A: The bitterness is completely masked and no bitterness is felt.
○: Although bitterness is masked, bitterness is slightly felt.
X: Masking of bitterness is insufficient and bitterness is felt.

  The coating needs to be repeated several times. In order to obtain the masking effect, each of the A layer and the B layer is 2 or more layers (4 layers coating), and each of the 5 layers (10 layers) to completely mask the bitterness. Coating) was repeated with desirable results.

(Test Example 2)
In Example 1, the particle size distribution after the coating of the mixture before granulation, coating of shellac and dolomite W was performed 5 times each was compared. Before granulation, the particles were mainly 100 μm or less, but after coating, the particle distribution changed to 250 μm or less (FIG. 1).
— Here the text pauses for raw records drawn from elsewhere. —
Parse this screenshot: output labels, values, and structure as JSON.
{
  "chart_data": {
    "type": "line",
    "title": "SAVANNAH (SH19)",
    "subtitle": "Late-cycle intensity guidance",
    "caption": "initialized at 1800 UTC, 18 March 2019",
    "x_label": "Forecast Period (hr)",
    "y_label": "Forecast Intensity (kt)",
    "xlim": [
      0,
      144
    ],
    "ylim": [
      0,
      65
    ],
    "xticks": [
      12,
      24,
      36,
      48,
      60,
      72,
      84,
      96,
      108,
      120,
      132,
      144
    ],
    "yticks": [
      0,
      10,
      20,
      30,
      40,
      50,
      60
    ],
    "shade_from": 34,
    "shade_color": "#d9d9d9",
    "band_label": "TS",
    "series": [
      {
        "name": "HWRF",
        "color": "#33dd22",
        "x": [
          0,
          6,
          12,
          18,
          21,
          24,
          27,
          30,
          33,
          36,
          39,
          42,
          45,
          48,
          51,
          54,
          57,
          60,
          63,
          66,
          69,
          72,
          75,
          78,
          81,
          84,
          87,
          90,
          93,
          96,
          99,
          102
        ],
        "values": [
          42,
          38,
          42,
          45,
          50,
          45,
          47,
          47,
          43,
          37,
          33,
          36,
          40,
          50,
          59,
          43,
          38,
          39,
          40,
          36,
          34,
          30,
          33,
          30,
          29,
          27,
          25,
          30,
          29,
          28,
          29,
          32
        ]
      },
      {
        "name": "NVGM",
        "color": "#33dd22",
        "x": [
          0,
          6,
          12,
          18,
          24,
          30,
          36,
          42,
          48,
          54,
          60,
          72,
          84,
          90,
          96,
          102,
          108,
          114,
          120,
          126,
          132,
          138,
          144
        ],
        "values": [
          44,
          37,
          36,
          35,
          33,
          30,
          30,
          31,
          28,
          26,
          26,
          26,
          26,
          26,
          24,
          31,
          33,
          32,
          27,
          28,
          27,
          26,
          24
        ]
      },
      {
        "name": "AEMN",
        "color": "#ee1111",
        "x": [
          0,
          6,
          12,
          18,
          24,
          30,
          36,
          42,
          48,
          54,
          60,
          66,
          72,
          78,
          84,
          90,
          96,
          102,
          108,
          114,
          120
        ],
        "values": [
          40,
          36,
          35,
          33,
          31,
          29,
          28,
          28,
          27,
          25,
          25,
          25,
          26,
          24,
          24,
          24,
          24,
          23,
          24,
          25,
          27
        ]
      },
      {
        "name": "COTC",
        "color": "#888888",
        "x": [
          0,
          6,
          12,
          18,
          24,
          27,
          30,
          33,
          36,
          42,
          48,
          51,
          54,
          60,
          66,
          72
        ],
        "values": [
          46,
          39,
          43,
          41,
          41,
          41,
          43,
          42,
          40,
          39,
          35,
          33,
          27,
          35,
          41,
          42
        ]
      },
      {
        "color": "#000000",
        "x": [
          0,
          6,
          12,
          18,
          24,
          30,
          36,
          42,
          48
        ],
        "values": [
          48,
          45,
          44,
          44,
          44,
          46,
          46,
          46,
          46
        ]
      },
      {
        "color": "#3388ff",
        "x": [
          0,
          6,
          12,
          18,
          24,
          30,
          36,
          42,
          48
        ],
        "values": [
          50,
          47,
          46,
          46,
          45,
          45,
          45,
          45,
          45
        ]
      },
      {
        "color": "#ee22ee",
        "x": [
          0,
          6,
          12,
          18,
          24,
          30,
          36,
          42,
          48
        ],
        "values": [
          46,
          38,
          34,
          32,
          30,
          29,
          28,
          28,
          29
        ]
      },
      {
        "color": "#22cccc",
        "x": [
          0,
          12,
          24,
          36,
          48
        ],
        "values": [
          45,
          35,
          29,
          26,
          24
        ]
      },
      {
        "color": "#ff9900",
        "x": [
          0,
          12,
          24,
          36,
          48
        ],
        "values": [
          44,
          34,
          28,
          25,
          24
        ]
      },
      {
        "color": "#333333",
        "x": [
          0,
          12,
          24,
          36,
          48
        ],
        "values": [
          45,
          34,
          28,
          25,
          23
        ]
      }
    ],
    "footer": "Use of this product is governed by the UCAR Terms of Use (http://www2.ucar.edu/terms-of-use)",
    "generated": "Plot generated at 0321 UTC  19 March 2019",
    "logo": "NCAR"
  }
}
1 Before coating 2 After coating

Claims (8)

  A sophorolipid-containing powder composition, wherein the sophorolipid powder comprises (A) a coating layer containing a magnesium salt and / or calcium salt and (B) a powder coated with a coating layer containing a resin.   The powder composition according to claim 1, wherein the coating layer is formed by alternately laminating (A) a coating layer containing magnesium salt and / or calcium salt and (B) a coating layer containing resin. object.   The powder composition according to claim 1 or 2, wherein the coating layer has a total of four or more coating layers containing (A) a magnesium salt and / or calcium salt and (B) a resin. object.   The magnesium salt and / or calcium salt is at least one selected from the group consisting of calcium gluconate, shell calcium, calcium hydrogen phosphate, whey calcium, magnesium carbonate and dolomite. 4. The powder composition according to any one of 3.   The powder composition according to any one of claims 1 to 4, wherein the sophorolipid powder is previously coated with a yeast cell wall.   The powder composition according to any one of claims 1 to 5, wherein an average particle size is 500 µm or less.   A tablet obtained by tableting the powder composition according to any one of claims 1 to 6.   (I) a step of coating the sophorolipid powder with a coating material containing a magnesium salt and / or a calcium salt, and (ii) a step of coating the covering obtained in the step (i) with a coating material containing a resin. It has at least, The manufacturing method of the powder composition in any one of Claims 1-6 characterized by the above-mentioned.